Uevents work because the format is simultaneously structured and flexible; it can be extended when the need arises. The generation of events is almost entirely done automatically by the driver core; most driver authors need not do anything to cause them to happen and, indeed, may not even know that this mechanism is operating underneath the hood. Driver authors don't have to make their own events; they would have to go out of their way to prevent them from happening.

Logging of other types of events will probably require explicit support in the relevant kernel code; that is the part needing some extra thought. The creation of uevents by hand is a bit of a labor-intensive business; the relevant code tends to look like:

	retval = add_uevent_var(env, "ACTION=%s", action_string);
	if (retval)
		goto exit;
	retval = add_uevent_var(env, "DEVPATH=%s", devpath);
	if (retval)
		goto exit;
	retval = add_uevent_var(env, "SUBSYSTEM=%s", subsystem);
	if (retval)
		goto exit;

Clearly, any attempt to place this kind of code in every logging location is not going to get very far. What is needed is a useful set of helper functions. These functions, for maximum utility, would probably be tied fairly tightly to the underlying subsystems. Storage drivers could have functions to report block errors, device changes, and multipath connectivity changes. Network drivers would need to report events like carrier loss, excessive checksum errors, or duplicate MAC addresses. All kernel code could benefit from helpers to log allocation failures or failed assertions. In each case, the helper would standardize the format of the reported information while allowing the addition of information specific to the call site.

The addition of a new set of logging functions would necessarily require changes to drivers to use those functions. So it would take time to achieve anything close to comprehensive coverage, and 100% coverage would never happen. But, then, we still don't have 100% coverage for the KERN_* severity markers. If this interface proved useful, one could imagine that the code paths of interest to enterprise distribution customers would be covered in relatively short order.

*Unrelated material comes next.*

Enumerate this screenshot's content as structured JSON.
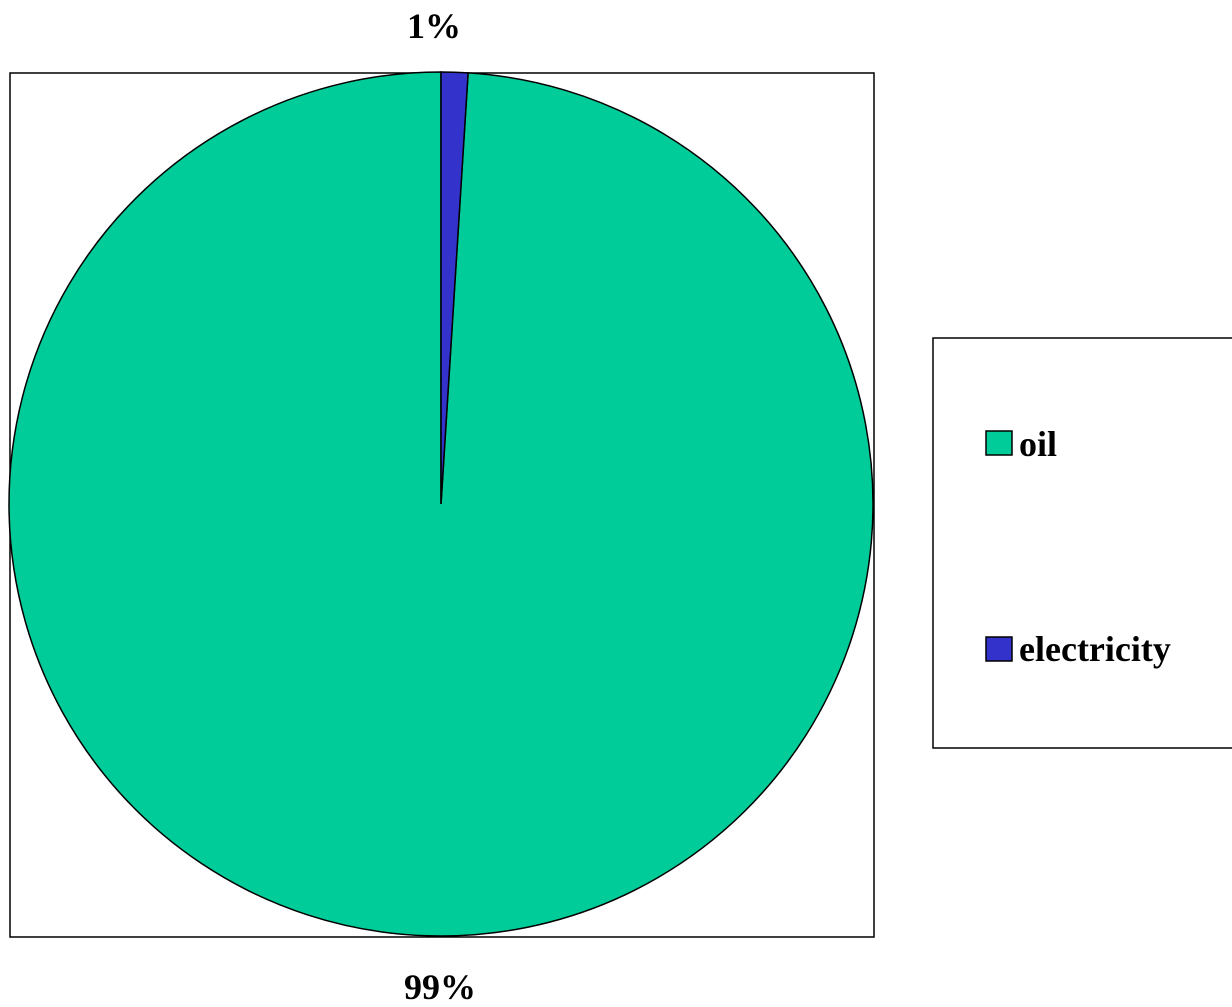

But, then, there are probably several things fatally wrong with this idea; the structured logging problem will likely remain unsolved for some time yet. But the problem will not go away; if anything, the need to recognize and automatically respond to system events will only increase. Someday somebody will come up with a solution that works and that can be adopted with minimal pain; until then, printk() remains the only show in town.


(Log in to post comments)

The structured logging challenge

Posted Jul 14, 2011 16:55 UTC (Thu) by dankamongmen (subscriber, #35141) [Link]

"Network drivers would need to report events like carrier loss, excessive checksum errors, or duplicate MAC addresses. "

these kinds of things are actually available as highly structured (if somewhat underdocumented) rtnetlink(7) messages. i would argue that netlink is a more natural fit for this kind of data.

system logs structured or otherwise need both a degree of persistence (for review and forensics) and immediacy (for booting, lockups, and issues to which one would like to immediately respond). the latter suggests a requirement of display; any infrastructure would thus be at best a strict superset of current logging, and thus add complexity to an area where robustness is a if not the primary concern. of course, it also implies that old techniques can be used as fallback, or prior to initialization...

The structured logging challenge

Posted Sep 5, 2011 17:24 UTC (Mon) by jcbrowne (guest, #79912) [Link]

There is quite a bit of work on generating structured logs to enable more effective diagnosis of system states, particularly, faults and failures. Readers of this article may be interested in the rationalization of kernel log messages reported in

J. Hammond, T. Minyard and J. Browne “End-to-end framework for fault management for open source clusters: Ranger” Proceedings of the 2010 TeraGrid Conference

The remaining major obstacle to effective diagnostic use of system logs, once the kernel logging is rationalized as in the article cited above, is the fact that most software subsystem log are ad hoc and incomplete.